30s for multi-process operation, 30s for first single-process operation, 22s for other single-process operation. I guss In which loading the dotnet environment takes about 8s. Then this doesn't look like it's running in parallel.

Can the code be improved to reduce runtime? Ideally, can the runtime be reduced to about 10s?

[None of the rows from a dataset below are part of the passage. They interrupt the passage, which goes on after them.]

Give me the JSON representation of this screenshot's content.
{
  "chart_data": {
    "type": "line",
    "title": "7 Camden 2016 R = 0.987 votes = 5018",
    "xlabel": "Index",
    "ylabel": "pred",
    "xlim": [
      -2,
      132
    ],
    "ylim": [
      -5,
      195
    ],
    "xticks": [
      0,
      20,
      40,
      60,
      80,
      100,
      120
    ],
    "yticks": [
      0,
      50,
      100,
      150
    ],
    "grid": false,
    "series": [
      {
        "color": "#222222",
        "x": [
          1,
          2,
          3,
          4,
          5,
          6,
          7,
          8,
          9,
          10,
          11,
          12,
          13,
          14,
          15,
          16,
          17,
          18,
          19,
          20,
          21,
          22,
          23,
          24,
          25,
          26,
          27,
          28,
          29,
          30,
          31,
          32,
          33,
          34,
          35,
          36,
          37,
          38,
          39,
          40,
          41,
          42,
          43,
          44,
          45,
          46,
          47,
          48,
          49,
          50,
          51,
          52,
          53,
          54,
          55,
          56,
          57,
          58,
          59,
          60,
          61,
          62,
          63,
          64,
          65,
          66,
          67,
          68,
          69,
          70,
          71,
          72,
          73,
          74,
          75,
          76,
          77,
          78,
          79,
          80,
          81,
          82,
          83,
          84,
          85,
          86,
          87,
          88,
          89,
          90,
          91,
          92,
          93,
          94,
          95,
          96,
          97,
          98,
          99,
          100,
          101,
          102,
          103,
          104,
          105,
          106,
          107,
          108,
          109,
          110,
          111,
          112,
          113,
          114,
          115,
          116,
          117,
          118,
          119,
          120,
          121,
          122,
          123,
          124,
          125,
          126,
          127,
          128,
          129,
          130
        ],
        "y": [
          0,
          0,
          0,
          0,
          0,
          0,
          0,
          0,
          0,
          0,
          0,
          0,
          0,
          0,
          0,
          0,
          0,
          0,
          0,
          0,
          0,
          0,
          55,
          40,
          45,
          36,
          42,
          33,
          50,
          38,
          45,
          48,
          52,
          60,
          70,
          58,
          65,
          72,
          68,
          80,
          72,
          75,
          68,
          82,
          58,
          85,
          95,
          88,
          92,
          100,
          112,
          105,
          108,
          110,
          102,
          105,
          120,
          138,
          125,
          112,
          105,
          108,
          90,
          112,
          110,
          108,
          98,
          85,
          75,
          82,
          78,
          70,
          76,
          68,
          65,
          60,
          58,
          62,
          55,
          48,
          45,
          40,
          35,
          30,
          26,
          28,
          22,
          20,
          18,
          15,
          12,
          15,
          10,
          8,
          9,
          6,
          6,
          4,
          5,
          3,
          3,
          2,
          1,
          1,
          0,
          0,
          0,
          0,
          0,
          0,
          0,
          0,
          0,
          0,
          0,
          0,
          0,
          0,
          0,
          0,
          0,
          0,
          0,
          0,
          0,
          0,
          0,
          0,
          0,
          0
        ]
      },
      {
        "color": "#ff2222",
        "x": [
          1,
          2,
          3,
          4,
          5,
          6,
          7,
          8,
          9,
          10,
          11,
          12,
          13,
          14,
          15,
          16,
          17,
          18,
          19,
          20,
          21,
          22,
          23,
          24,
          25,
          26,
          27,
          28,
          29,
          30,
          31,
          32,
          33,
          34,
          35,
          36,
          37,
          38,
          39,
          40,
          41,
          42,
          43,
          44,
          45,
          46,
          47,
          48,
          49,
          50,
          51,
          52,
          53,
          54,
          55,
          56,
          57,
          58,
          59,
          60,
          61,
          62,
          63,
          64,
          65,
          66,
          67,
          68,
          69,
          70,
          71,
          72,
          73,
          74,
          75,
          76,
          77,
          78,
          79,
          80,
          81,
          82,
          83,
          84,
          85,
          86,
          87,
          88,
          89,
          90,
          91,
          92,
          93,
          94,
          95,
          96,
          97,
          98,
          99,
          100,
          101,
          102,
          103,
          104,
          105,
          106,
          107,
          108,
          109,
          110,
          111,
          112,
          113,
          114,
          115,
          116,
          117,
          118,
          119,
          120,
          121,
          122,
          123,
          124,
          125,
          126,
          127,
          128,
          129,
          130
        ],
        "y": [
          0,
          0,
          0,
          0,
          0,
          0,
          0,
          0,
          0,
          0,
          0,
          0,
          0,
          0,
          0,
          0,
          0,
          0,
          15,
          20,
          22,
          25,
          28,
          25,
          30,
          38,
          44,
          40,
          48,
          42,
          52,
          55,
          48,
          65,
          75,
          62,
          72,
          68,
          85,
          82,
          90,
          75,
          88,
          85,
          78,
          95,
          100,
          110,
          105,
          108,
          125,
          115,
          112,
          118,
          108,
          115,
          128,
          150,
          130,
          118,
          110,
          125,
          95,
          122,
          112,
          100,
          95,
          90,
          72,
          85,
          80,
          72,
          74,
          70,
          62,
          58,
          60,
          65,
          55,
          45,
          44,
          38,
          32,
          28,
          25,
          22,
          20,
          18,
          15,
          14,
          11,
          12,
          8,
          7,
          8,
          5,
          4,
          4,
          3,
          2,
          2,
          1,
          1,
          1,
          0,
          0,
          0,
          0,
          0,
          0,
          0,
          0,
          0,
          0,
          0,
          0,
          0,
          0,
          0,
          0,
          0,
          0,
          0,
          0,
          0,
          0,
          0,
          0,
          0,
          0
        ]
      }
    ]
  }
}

MAGALA-RICHARD commented 8 months ago

The difference may not be noticeable with a smaller number of runs, such as those mentioned. I would suggest considering reducing the number of cores, perhaps to half or two, and observing any differences. Sometimes, optimizing performance involves exploration, particularly with tasks of this scale, which, in the grand scheme of things, might seem minor. Another aspect to consider is experimenting with increasing the count to 200 files to see the variations

zebra-fgd commented 7 months ago

Thanks for the tip, I lowered the number of cores to execute the code and did not lower the parallel execution time. However I replaced my computer with one with the same performance as mine to execute the code again, and the parallel run time was much shorter, so I'm guessing there might be something wrong with my computer.